Acta Vet. Brno 2007, 76: 315-320

Quality of Honey Harvested and Processed Using Traditional Methods in Rural Areas of Kenya

E. Muli, A. Munguti, S. K. Raina

International Centre of Insect Physiology and Ecology (ICIPE), Nairobi, KENYA

Received March 3, 2006
Accepted January 4, 2007

The honey consumed in most of Africa is harvested from traditional hives and processed using traditional methods. This work presents the quality characteristics of honey samples (n = 72) processed using traditional methods and on sale in various important beekeeping zones in Kenya: West Pokot, Baringo, Mwingi, Tana, North Kinangop, Mbeere, Nandi Hills, Mida Creek, Kakamega and Taita. The quality of the honey was compared to international standards as proposed in the Codex Alimentarius. The quality markers analyzed were moisture, hydromethylfurfural (HMF), sugar content, diastase, proline content, and free acidity. Moisture was determined using a honey refractometer, HMF and Diastase content were determined through spectrophotometry, sugars were determined by High Performance Liquid Chromatography (HPLC), proline was determined through spectrophotometry and free acidity quantified by volumetry - titration technique. Average constituent values were at 16.00 - 21.20% (moisture); 3.70 - 389.36 mg/kg (HMF); 20.83 - 300.6 mg/kg (proline); 8.03 - 56.98 Schade units (diastase); 57.03 - 102.66% (fructose and glucose levels) and 18.00 - 71.85 50 mg/kg (free acidity).

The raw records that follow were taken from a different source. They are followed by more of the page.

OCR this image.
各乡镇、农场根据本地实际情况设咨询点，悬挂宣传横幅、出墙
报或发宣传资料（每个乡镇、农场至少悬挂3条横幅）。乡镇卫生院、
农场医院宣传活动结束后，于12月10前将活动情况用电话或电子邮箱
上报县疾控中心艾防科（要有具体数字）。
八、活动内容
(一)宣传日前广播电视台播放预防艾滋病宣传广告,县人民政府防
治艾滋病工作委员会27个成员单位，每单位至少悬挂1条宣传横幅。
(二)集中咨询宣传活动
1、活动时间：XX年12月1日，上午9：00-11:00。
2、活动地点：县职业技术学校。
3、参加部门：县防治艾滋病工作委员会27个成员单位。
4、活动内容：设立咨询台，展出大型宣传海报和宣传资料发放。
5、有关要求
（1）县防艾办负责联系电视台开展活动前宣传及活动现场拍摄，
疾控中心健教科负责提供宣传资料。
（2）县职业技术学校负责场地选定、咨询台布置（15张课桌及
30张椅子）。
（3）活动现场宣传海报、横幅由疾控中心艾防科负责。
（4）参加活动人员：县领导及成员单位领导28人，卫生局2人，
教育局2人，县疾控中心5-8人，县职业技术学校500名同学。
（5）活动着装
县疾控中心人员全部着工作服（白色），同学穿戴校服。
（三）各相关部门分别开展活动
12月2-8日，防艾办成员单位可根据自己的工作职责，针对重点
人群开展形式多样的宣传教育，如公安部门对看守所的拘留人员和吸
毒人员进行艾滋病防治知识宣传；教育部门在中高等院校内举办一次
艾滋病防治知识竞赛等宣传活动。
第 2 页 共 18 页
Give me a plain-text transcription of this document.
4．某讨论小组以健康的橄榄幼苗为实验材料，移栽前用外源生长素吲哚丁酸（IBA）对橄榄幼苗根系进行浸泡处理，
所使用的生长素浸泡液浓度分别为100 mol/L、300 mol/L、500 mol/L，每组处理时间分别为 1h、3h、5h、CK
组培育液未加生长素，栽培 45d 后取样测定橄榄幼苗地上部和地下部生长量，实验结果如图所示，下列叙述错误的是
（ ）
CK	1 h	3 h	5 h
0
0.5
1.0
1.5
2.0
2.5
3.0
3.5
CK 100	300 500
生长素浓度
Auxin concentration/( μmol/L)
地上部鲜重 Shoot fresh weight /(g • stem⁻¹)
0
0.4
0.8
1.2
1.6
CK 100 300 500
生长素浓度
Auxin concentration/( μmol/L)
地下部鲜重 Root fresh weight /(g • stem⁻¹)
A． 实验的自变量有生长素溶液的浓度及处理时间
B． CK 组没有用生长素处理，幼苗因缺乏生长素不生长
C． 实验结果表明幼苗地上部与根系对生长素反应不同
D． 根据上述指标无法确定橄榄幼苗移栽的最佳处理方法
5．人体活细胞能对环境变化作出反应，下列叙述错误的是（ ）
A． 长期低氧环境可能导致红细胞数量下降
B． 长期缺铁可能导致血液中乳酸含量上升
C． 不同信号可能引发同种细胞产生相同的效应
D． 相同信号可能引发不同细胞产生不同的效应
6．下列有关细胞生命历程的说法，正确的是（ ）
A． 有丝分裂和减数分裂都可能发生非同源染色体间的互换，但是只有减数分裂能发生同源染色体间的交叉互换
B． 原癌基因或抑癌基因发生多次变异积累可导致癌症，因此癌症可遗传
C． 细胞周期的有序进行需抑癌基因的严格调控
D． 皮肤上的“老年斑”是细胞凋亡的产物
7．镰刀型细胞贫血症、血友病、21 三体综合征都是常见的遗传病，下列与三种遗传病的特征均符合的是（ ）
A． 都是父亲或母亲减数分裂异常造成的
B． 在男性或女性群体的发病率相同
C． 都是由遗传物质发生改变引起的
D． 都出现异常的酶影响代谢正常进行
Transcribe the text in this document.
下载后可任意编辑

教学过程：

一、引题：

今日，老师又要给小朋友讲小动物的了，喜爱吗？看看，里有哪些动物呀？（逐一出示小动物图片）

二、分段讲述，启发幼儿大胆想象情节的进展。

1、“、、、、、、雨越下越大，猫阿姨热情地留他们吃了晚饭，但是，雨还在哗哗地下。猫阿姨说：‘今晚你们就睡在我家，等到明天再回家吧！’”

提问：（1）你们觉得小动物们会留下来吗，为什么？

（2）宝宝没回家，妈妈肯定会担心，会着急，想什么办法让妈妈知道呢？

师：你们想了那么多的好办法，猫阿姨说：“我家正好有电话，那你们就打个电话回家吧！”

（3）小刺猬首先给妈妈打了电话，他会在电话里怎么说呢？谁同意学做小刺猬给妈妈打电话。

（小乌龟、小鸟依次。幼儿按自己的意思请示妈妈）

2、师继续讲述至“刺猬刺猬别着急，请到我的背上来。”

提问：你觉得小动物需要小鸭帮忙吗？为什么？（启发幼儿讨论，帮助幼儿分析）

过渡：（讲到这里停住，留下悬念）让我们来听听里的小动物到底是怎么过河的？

Most of the samples had constituent levels within the limits set in the Codex Alimentarius. Traditional honey harvesting and processing methods seem not to have negative effects on the major honey constituents. However, excessive smoking during harvesting had compromised the aroma and flavour of some samples. In an effort to promote beekeeping as an eco-friendly, sustainable alternate source of livelihoods, training in best apiculture practices, improved extension services and establishment of honey marketplaces is being done to improve honey quality in Kenya.